7La position, orthodoxe, de notre auteur, exposée dans la brève solutio, est que Dieu pouvait créer avant l’instant effectif de la création, et que cet instant marque l’avènement du temps, car « avant » la création, il n’y a que l’éternité. Dieu aurait donc pu faire qu’un long intervalle de temps (multa tempora) précède le début de la création. Ce que nie en revanche notre auteur, c’est que cette plage de temps puisse être infinie. Il s’inscrit en faux contre l’argument qui consiste à dire que puisque Dieu pouvait créer à un moment antérieur à l’instant avéré de la création, il pouvait aussi créer avant cet instant-là, et ainsi de suite à l’infini, de sorte que Dieu aurait pu créer à un moment infiniment reculé dans le temps. On vient de voir que cette hypothèse était, à l’estime de notre Anonyme, incompatible avec la création ex nichilo. Il est donc logique qu’il soit en désaccord avec elle. Le problème, c’est que son raisonnement est ici très faible : il concède que Dieu peut créer avant n’importe quel instant donné, qu’il n’est pas de fin dans la série des moments antérieurs (etsi non est stare quin semper possit dici ante et ante…), mais c’est pour expliquer ensuite qu’il est nécessaire que cette série ne se poursuive pas à l’infini ! ou du moins pas à un infini en soi (simpliciter), car la série peut se poursuivre à l’infini par rapport à nous (pro nobis). Quelle est la différence entre infini en soi et infini pro nobis ? L’auteur, hélas, ne daigne pas s’en expliquer. Si l’argument est difficile à suivre, c’est parce que notre auteur est desservi par une terminologie maladroite, celle de l’infini pro nobis et l’infini simpliciter. On trouve une formulation plus éclairante de son argument chez Bonaventure qui substitue au couple pro nobis / simpliciter la distinction actu / potentia[6]. Ainsi reformulé, l’argument revient à dire que si on peut remonter indéfiniment dans le temps, et envisager ainsi une succession indéfinie de moments où Dieu aurait pu créer le monde, qui constituent dans leur succession même un infini en puissance, on ne peut en conclure que Dieu pourrait créer le monde à une époque infiniment distante du présent selon un infini en acte.

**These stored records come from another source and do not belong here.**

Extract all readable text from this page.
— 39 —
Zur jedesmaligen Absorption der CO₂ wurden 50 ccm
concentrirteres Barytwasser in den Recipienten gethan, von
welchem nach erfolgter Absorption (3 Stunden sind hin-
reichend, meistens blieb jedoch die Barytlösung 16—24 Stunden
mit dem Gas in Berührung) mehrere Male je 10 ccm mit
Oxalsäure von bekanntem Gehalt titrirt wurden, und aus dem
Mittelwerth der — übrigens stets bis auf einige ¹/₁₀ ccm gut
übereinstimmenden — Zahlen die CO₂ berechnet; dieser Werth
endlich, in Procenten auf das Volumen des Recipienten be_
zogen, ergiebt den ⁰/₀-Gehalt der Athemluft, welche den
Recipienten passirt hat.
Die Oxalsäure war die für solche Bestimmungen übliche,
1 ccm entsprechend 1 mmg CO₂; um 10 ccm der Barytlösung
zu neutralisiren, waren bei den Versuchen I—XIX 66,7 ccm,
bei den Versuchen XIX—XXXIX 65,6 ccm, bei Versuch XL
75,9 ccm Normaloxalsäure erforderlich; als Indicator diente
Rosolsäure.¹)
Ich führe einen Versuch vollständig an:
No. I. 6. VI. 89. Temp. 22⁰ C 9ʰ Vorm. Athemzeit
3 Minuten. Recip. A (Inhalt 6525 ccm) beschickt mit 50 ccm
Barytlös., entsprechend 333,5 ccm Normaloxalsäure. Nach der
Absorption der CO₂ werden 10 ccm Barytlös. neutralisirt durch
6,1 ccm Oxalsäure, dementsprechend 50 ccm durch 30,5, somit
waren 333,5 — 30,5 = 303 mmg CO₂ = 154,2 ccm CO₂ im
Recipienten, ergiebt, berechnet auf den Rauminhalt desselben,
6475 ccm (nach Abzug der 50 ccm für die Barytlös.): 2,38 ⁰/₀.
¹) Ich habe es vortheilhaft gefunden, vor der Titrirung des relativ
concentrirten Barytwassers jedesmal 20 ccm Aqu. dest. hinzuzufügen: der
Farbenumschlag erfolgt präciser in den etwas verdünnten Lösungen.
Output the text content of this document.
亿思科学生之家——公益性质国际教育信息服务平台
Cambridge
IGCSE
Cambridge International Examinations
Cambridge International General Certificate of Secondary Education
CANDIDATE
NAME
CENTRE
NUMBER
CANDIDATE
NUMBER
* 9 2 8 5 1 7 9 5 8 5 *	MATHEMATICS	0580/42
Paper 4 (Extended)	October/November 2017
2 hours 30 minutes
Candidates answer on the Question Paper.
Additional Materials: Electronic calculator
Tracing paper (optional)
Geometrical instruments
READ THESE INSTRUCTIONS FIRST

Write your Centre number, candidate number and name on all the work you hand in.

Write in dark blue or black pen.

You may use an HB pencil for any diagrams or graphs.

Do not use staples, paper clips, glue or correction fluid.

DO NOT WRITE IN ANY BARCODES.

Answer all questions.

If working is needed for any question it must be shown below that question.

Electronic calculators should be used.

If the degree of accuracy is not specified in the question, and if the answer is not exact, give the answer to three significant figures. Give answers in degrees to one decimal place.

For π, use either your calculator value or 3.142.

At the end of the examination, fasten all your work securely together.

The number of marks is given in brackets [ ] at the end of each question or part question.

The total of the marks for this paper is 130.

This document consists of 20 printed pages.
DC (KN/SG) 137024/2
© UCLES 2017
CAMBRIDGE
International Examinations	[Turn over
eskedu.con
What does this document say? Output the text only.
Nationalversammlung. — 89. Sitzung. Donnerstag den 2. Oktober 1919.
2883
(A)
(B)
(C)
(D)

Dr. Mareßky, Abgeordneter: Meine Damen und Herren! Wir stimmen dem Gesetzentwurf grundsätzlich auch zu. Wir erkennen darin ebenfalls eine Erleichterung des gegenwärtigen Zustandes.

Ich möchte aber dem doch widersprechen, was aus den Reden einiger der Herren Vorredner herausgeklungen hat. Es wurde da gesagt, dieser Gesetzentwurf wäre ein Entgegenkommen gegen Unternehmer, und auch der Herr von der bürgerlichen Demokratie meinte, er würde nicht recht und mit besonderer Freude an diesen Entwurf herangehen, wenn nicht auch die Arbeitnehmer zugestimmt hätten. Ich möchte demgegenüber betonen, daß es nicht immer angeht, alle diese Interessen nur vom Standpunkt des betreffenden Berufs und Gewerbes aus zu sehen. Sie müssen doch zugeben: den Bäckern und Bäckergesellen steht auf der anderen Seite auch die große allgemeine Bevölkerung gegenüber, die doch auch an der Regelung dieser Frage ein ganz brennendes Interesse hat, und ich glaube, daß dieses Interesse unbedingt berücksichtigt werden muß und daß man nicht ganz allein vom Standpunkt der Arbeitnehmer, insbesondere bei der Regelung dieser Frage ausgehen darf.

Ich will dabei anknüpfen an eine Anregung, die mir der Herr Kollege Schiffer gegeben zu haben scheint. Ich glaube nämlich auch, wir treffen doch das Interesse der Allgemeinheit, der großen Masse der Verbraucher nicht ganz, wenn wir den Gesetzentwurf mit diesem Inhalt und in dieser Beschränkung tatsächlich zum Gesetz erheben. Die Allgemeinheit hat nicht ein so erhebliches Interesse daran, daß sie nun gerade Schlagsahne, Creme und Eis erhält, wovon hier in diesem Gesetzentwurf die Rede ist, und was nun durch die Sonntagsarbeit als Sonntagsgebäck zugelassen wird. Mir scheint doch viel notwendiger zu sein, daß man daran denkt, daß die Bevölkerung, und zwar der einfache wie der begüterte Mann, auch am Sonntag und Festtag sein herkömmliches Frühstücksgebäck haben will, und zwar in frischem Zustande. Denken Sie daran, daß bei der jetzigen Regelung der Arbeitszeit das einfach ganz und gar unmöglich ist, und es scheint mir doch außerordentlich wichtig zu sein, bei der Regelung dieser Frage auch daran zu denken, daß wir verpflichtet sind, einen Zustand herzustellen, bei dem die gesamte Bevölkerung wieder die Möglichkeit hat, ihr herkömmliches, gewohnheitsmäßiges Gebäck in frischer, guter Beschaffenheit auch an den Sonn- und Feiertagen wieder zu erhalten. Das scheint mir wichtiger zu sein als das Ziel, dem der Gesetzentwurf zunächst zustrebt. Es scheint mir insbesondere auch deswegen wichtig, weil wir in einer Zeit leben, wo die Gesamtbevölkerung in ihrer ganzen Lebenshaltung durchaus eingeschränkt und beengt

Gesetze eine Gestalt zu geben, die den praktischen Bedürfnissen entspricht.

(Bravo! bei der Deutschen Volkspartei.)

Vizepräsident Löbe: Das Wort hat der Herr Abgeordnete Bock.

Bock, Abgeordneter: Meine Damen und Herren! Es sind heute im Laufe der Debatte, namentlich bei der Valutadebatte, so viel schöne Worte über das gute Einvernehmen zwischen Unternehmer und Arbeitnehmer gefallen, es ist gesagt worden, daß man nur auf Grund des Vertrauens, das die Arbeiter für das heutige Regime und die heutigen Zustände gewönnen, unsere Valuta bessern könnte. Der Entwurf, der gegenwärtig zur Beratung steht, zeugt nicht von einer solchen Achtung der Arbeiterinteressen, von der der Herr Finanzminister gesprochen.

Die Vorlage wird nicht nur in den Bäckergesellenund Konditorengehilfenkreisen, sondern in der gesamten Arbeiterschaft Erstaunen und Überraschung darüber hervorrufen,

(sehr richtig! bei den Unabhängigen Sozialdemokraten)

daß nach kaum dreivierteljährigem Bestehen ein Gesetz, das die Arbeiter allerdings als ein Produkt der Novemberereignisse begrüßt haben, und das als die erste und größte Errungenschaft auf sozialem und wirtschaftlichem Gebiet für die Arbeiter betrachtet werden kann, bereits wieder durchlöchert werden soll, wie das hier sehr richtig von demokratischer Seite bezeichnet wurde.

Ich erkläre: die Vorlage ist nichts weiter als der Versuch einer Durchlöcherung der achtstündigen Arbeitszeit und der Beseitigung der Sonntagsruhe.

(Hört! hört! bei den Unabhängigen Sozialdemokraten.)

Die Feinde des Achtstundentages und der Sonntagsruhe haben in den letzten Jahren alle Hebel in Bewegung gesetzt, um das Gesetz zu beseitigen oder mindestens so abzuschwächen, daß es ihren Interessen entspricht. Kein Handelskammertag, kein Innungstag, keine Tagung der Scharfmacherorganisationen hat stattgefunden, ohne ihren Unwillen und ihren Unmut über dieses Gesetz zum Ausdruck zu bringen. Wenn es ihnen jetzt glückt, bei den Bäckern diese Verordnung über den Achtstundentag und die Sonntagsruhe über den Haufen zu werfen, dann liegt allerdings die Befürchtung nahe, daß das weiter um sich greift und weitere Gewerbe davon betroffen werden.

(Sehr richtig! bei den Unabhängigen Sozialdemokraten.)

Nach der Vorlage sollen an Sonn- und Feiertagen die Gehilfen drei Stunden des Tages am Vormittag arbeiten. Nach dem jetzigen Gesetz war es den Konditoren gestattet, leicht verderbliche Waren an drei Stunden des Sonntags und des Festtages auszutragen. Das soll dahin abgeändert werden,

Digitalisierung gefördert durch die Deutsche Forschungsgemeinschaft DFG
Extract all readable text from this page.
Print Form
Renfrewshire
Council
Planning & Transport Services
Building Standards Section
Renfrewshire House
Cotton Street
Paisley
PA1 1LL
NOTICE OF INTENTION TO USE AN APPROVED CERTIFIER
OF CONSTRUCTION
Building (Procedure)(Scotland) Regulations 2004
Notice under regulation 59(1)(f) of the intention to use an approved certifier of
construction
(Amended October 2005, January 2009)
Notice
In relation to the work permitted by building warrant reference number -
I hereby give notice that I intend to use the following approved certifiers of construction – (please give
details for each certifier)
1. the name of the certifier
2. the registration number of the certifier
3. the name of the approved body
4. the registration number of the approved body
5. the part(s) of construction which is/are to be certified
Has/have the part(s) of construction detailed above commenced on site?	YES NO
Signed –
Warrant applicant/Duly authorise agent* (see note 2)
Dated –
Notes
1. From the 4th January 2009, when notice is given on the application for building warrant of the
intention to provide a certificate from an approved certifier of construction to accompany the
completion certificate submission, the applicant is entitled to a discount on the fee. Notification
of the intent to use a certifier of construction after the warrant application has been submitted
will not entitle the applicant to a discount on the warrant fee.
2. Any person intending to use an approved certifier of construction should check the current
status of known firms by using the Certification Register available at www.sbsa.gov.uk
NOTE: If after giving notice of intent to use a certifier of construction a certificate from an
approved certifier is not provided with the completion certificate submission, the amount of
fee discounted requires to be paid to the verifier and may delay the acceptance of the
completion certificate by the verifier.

8S’agissant de la question de savoir si Dieu aurait pu créer un monde meilleur, notre auteur n’hésite pas : Dieu aurait pu faire un monde meilleur dans chacune de ses parties ou dans son tout, thèse qu’il importe toutefois de comprendre correctement, et que notre auteur explicite d’une façon personnelle. Car créer un monde meilleur, cela ne veut pas dire corriger les défauts du monde réel, cela ne veut pas dire se surpasser dans son geste créateur, mais cela veut dire créer un monde dans lequel le bien parvienne à un degré d’épanouissement plus grand.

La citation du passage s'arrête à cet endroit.